Change Management
20 March 2024
·
3
minute read
Organisational Change Doesn't Happen Collectively — It Happens Person by Person
The most overlooked insight in Cameron and Quinn's classic work on organisational culture is not the Competing Values Framework — it is the appendix. The real tool for change agents is the Management Skills Assessment Instrument, which makes transformation personal.
GM
Garbrand van der Molen
Better Change Coach
"Diagnosing and Changing Organisational Culture" by Kim Cameron and Robert Quinn is a book that most change agents know by its first section and have not read to the end. The Competing Values Framework — four cultural quadrants, a diagnostic instrument, a map of where your organisation is and where it needs to go — is genuinely valuable and rightly well-known. But the most useful material is in the appendixes, which are rarely discussed.
The key insight buried in those appendixes is this: organisational change is not a collective leap. It is a sum of individual strides.
The Competing Values Framework
For those unfamiliar: the CVF organises organisational culture into four quadrants defined by two dimensions — internal versus external focus, and flexibility versus stability. The four quadrants are Create (innovation, entrepreneurship), Collaborate (teamwork, cohesion), Control (efficiency, process), and Compete (performance, results).

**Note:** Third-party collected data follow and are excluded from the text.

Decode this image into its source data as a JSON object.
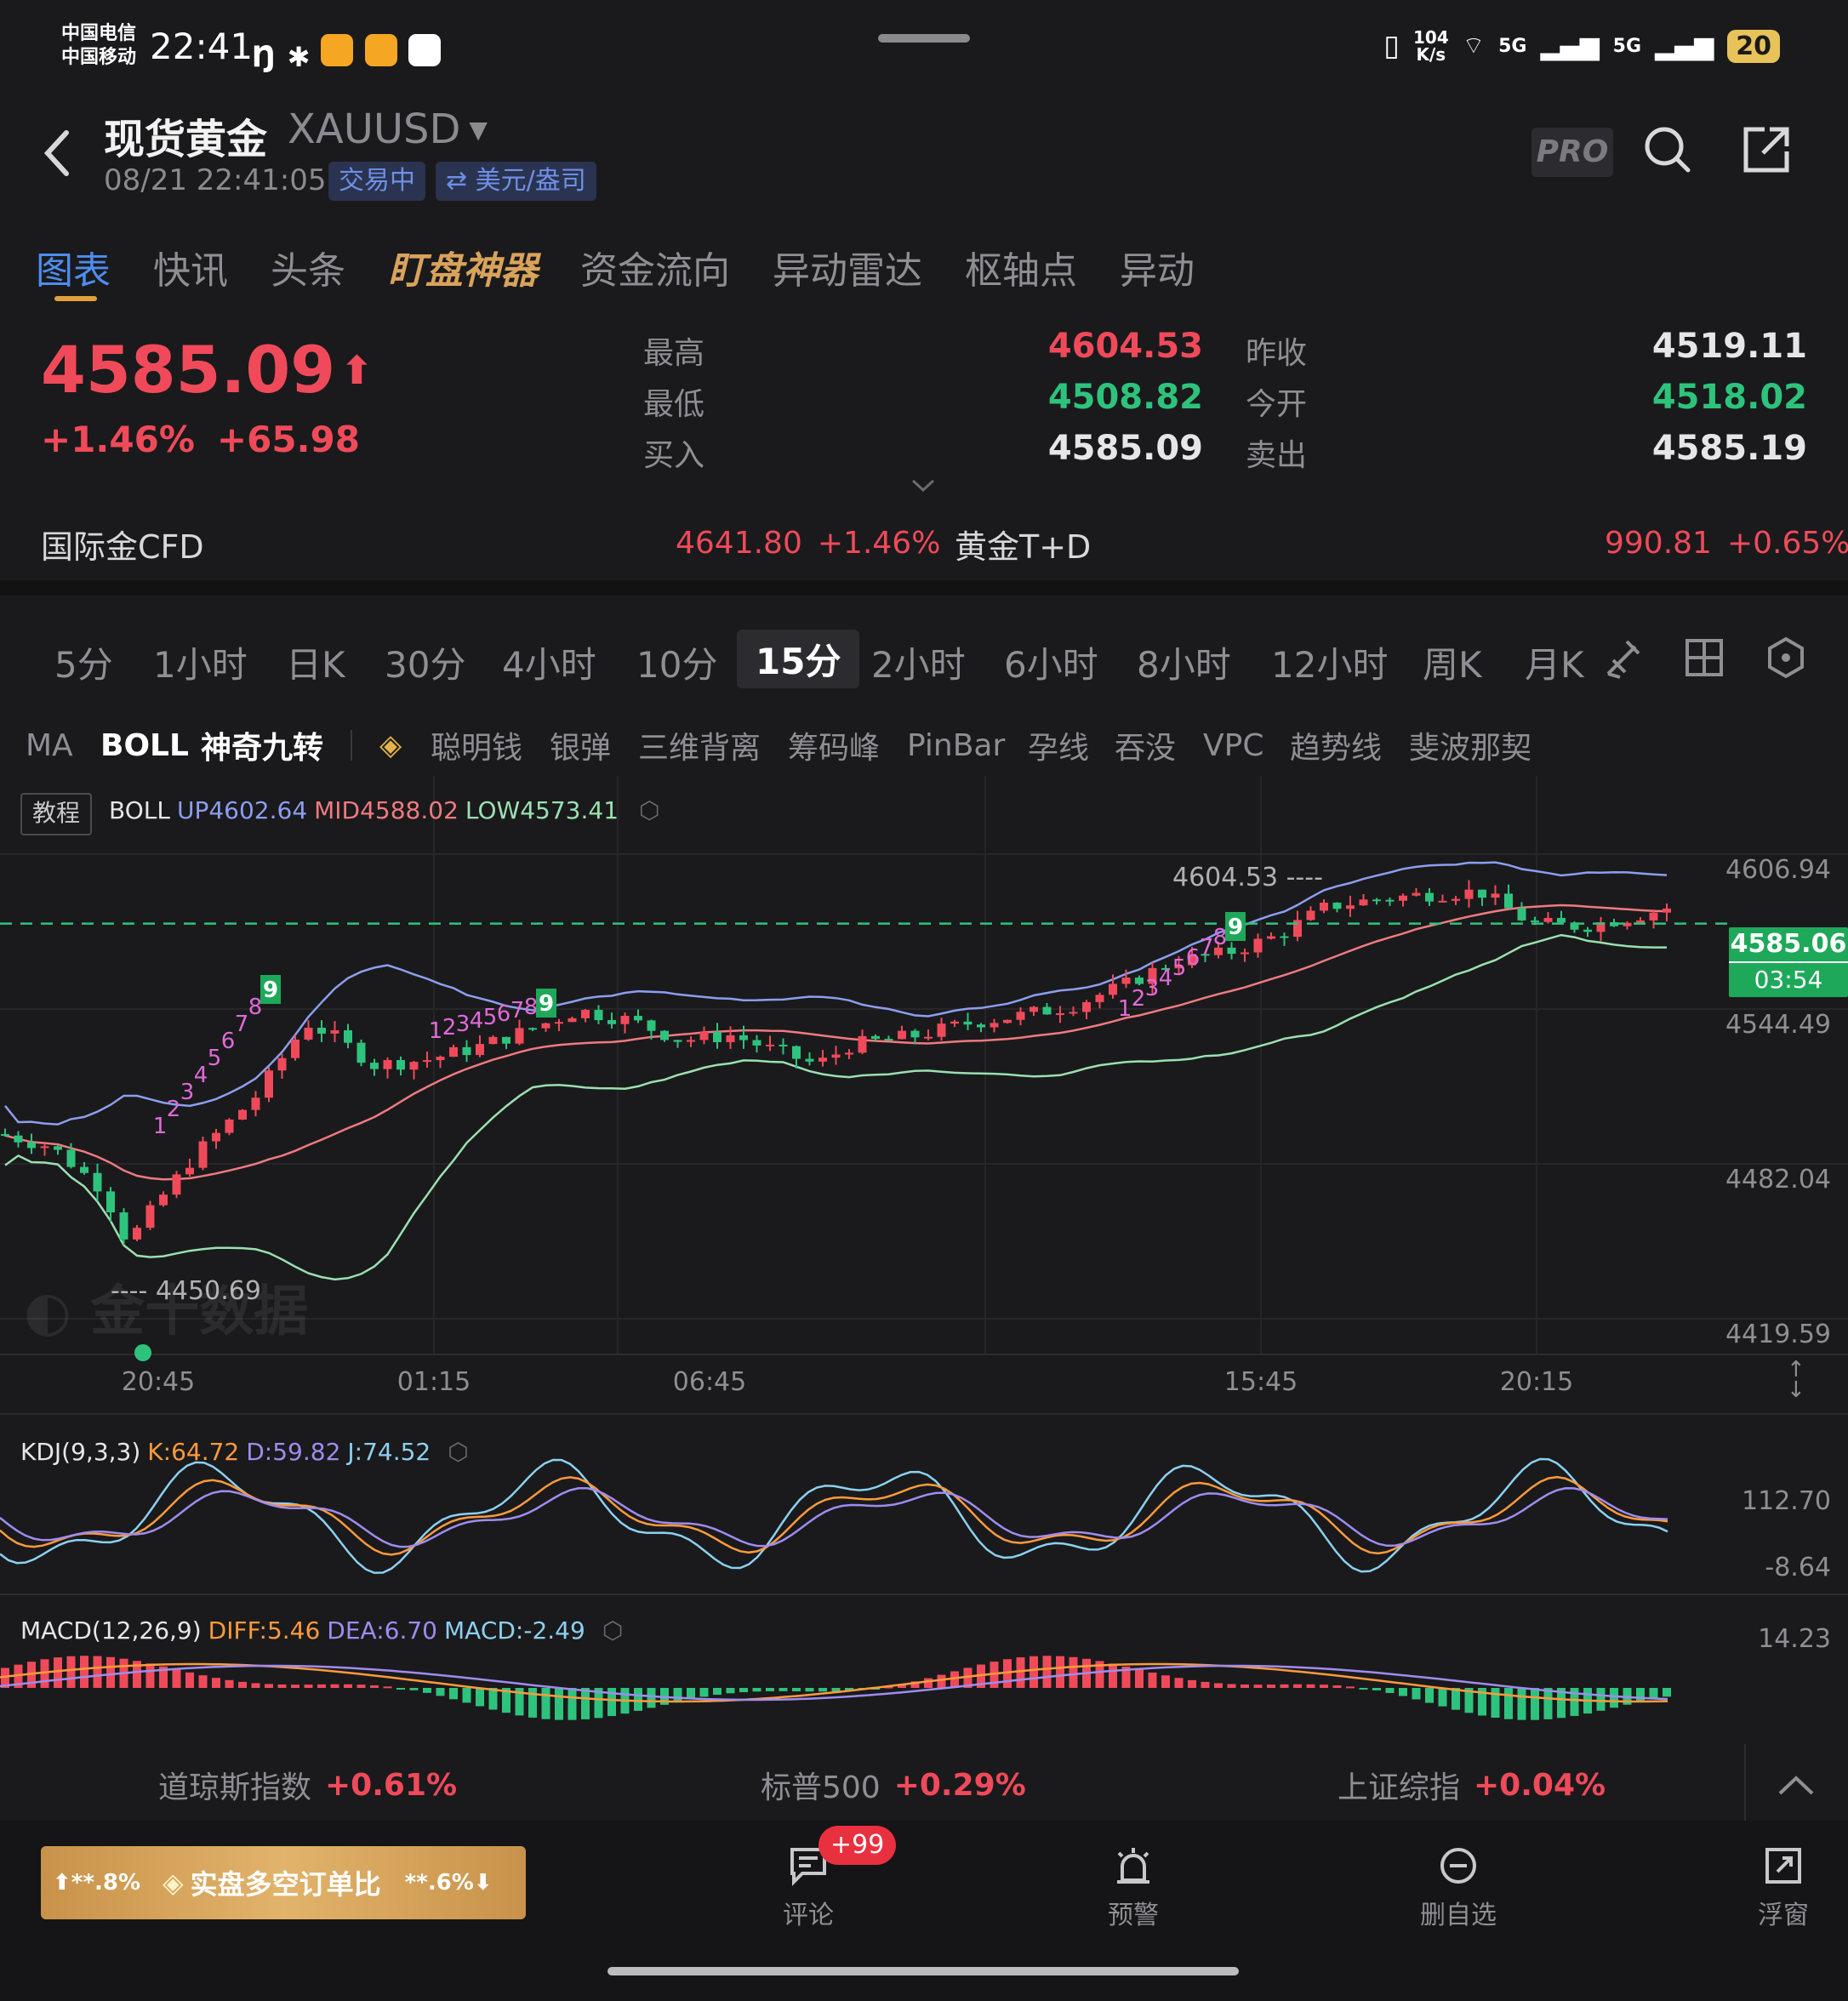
{
  "status_bar": {
    "carrier1": "中国电信",
    "carrier2": "中国移动",
    "time": "22:41",
    "net_speed_value": "104",
    "net_speed_unit": "K/s",
    "wifi": "7",
    "sig1": "5G",
    "sig2": "5G",
    "battery": "20"
  },
  "header": {
    "title": "现货黄金",
    "symbol": "XAUUSD",
    "timestamp": "08/21 22:41:05",
    "status_tag": "交易中",
    "unit_tag": "⇄ 美元/盎司",
    "pro_label": "PRO"
  },
  "tabs": [
    "图表",
    "快讯",
    "头条",
    "盯盘神器",
    "资金流向",
    "异动雷达",
    "枢轴点",
    "异动"
  ],
  "quote": {
    "price": "4585.09",
    "arrow": "⬆",
    "change_pct": "+1.46%",
    "change_abs": "+65.98",
    "high_label": "最高",
    "high": "4604.53",
    "low_label": "最低",
    "low": "4508.82",
    "bid_label": "买入",
    "bid": "4585.09",
    "prev_close_label": "昨收",
    "prev_close": "4519.11",
    "open_label": "今开",
    "open": "4518.02",
    "ask_label": "卖出",
    "ask": "4585.19"
  },
  "related": {
    "cfd_label": "国际金CFD",
    "cfd_price": "4641.80",
    "cfd_pct": "+1.46%",
    "td_label": "黄金T+D",
    "td_price": "990.81",
    "td_pct": "+0.65%"
  },
  "periods": [
    "5分",
    "1小时",
    "日K",
    "30分",
    "4小时",
    "10分",
    "15分",
    "2小时",
    "6小时",
    "8小时",
    "12小时",
    "周K",
    "月K"
  ],
  "active_period": "15分",
  "indicators": [
    "MA",
    "BOLL",
    "神奇九转",
    "聪明钱",
    "银弹",
    "三维背离",
    "筹码峰",
    "PinBar",
    "孕线",
    "吞没",
    "VPC",
    "趋势线",
    "斐波那契"
  ],
  "boll_legend": {
    "tutorial": "教程",
    "name": "BOLL",
    "up": "UP4602.64",
    "mid": "MID4588.02",
    "low": "LOW4573.41"
  },
  "price_axis": [
    "4606.94",
    "4544.49",
    "4482.04",
    "4419.59"
  ],
  "current_price_tag": "4585.06",
  "countdown": "03:54",
  "high_marker": "4604.53",
  "low_marker": "4450.69",
  "watermark": "金十数据",
  "time_axis": [
    "20:45",
    "01:15",
    "06:45",
    "15:45",
    "20:15"
  ],
  "nine_turn_labels": [
    "1",
    "2",
    "3",
    "4",
    "5",
    "6",
    "7",
    "8",
    "9"
  ],
  "kdj_legend": {
    "name": "KDJ(9,3,3)",
    "k": "K:64.72",
    "d": "D:59.82",
    "j": "J:74.52"
  },
  "kdj_axis": [
    "112.70",
    "-8.64"
  ],
  "macd_legend": {
    "name": "MACD(12,26,9)",
    "diff": "DIFF:5.46",
    "dea": "DEA:6.70",
    "macd": "MACD:-2.49"
  },
  "macd_axis": [
    "14.23"
  ],
  "indices": [
    {
      "name": "道琼斯指数",
      "pct": "+0.61%"
    },
    {
      "name": "标普500",
      "pct": "+0.29%"
    },
    {
      "name": "上证综指",
      "pct": "+0.04%"
    }
  ],
  "bottom_nav": {
    "gold_left": "⬆**.8%",
    "gold_label": "实盘多空订单比",
    "gold_right": "**.6%⬇",
    "comment": "评论",
    "comment_badge": "+99",
    "alert": "预警",
    "remove": "删自选",
    "float": "浮窗"
  },
  "colors": {
    "up": "#f04a5a",
    "down": "#2ec37c",
    "accent": "#4d8df0",
    "boll_up": "#8c9ef0",
    "boll_mid": "#f07a80",
    "boll_low": "#9be0b0"
  }
}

The diagnostic tools in the book allow an organisation to map its current cultural profile across these quadrants and compare it to the desired profile. The gap between current and desired is the transformation agenda. This is useful, structured, and grounded in validated research. It is also, by itself, insufficient.

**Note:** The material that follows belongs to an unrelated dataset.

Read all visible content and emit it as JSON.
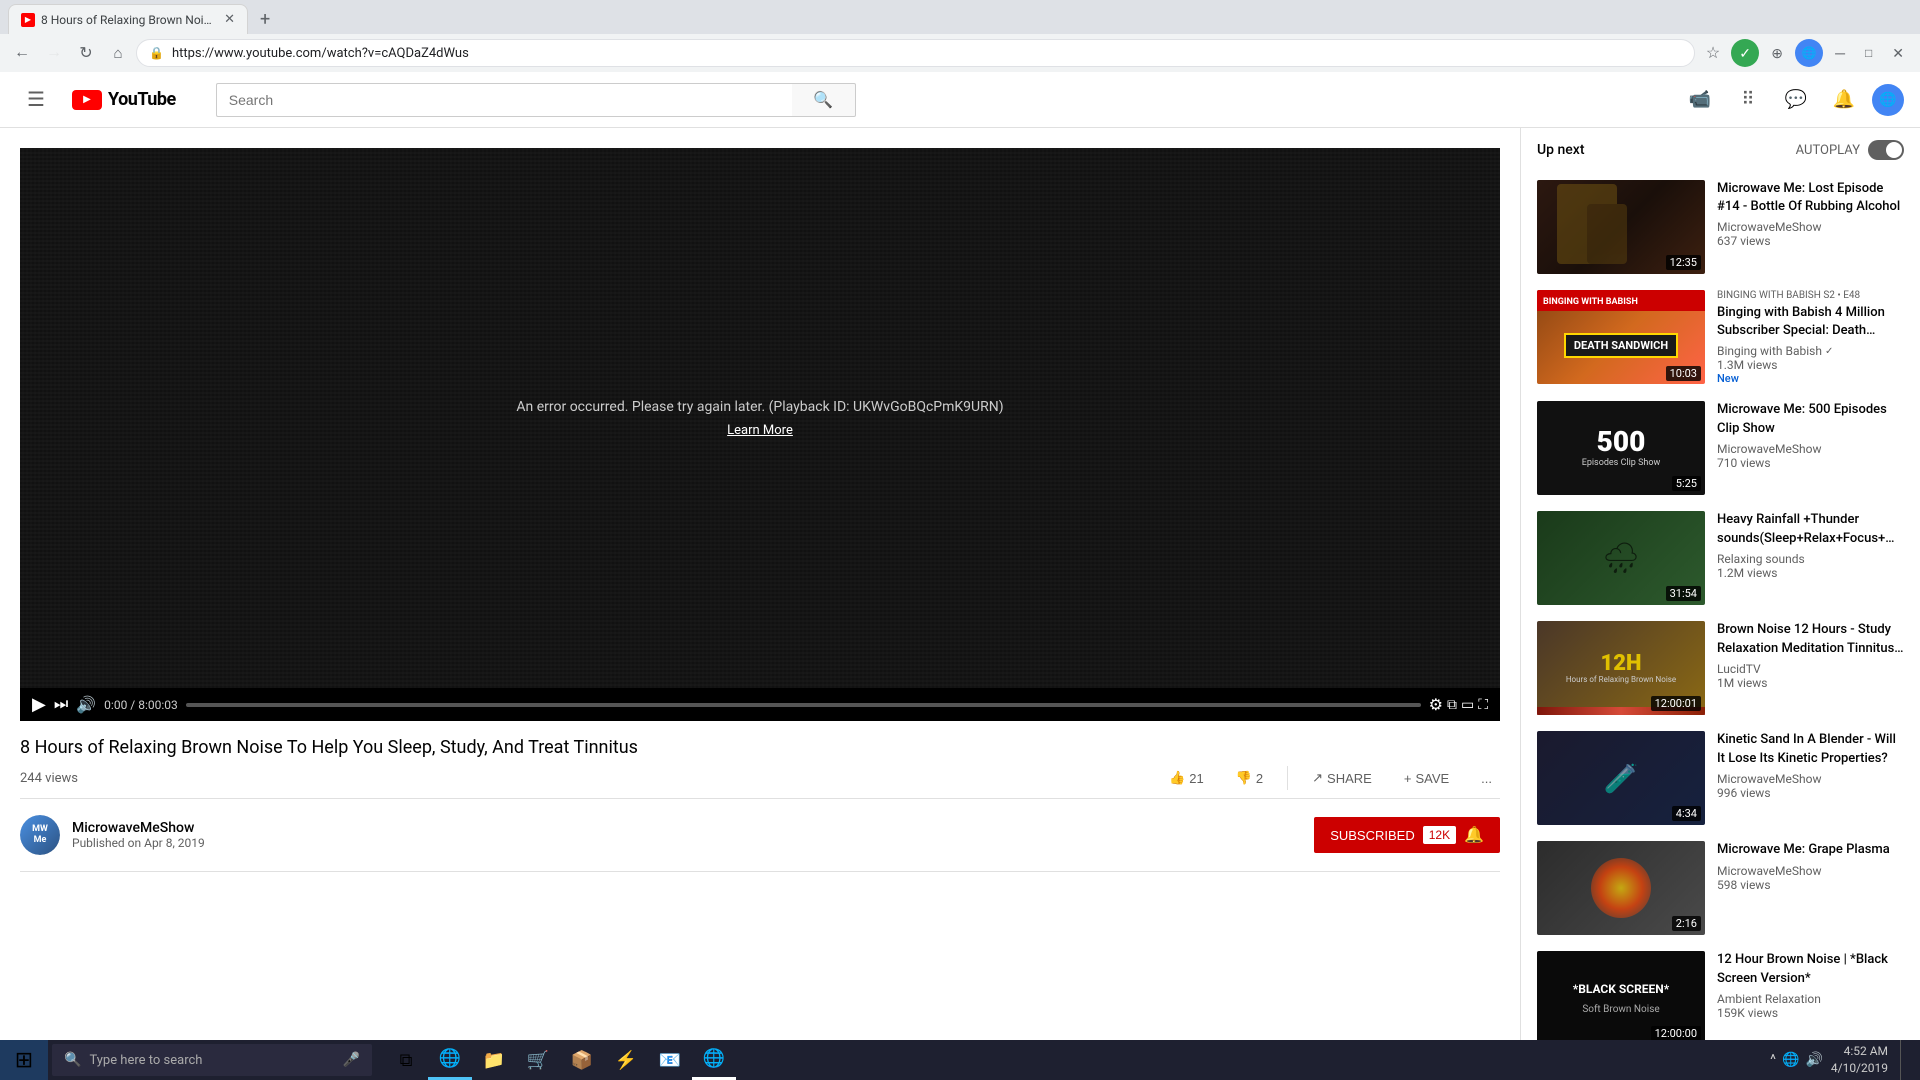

Knowing that the organisation needs to shift from Control toward Create does not tell you how to make that shift happen person by person — which is how culture actually changes.
The Management Skills Assessment Instrument
The MSAI, found in Appendix B, addresses this gap directly. It is an instrument that helps individual managers assess their current competencies against the profile required by the target culture. Not as a benchmarking exercise, but as a guide to personal development.
The authors' emphasis on making change personal is the most practically important idea in the book. Cultural transformation fails most often not because the diagnosis was wrong or the strategy was poorly conceived, but because the required changes never became real commitments for real people. The MSAI creates a mechanism for translating the collective agenda into individual action — which is the only level at which behaviour actually changes.
How this looks in practice
Appendix D provides the methodology for building personal improvement plans based on MSAI insights. These plans are not generic development activities — they are specific to the gap between each individual's current competency profile and the competencies the target culture requires.
The authors are explicit that the profiles in the book are not meant as benchmarks. Each organisation's target profile is its own, and each person's gap within that profile is their own. The work is inherently contextual.
For change agents, the practical implication is clear: systemic change programmes need a personal change component to work. The collective vision needs to be translated into individual commitments. The cultural map needs to connect to someone's specific development goal for the next quarter. Without that connection, the transformation remains at the level of narrative rather than behaviour.
Sensemaking and the collective dimension
The book does not address sensemaking — the collective process through which people make meaning of change and adjust their behaviour accordingly. This is a genuine gap. Understanding how individual changes aggregate into cultural shift requires frameworks the CVF does not provide.
But the contribution the MSAI makes is specific and valuable: a rigorous, validated, personally grounded tool for connecting the organisational transformation agenda to the personal commitments that actually drive it. Any change agent's toolkit that does not include this level of individual engagement is working at a level of abstraction that tends not to produce lasting change.
The pragmatic tools and frameworks shared in Cameron and Quinn's work — particularly these underappreciated appendixes — deserve a place in the toolkit of anyone serious about making organisational change actually happen.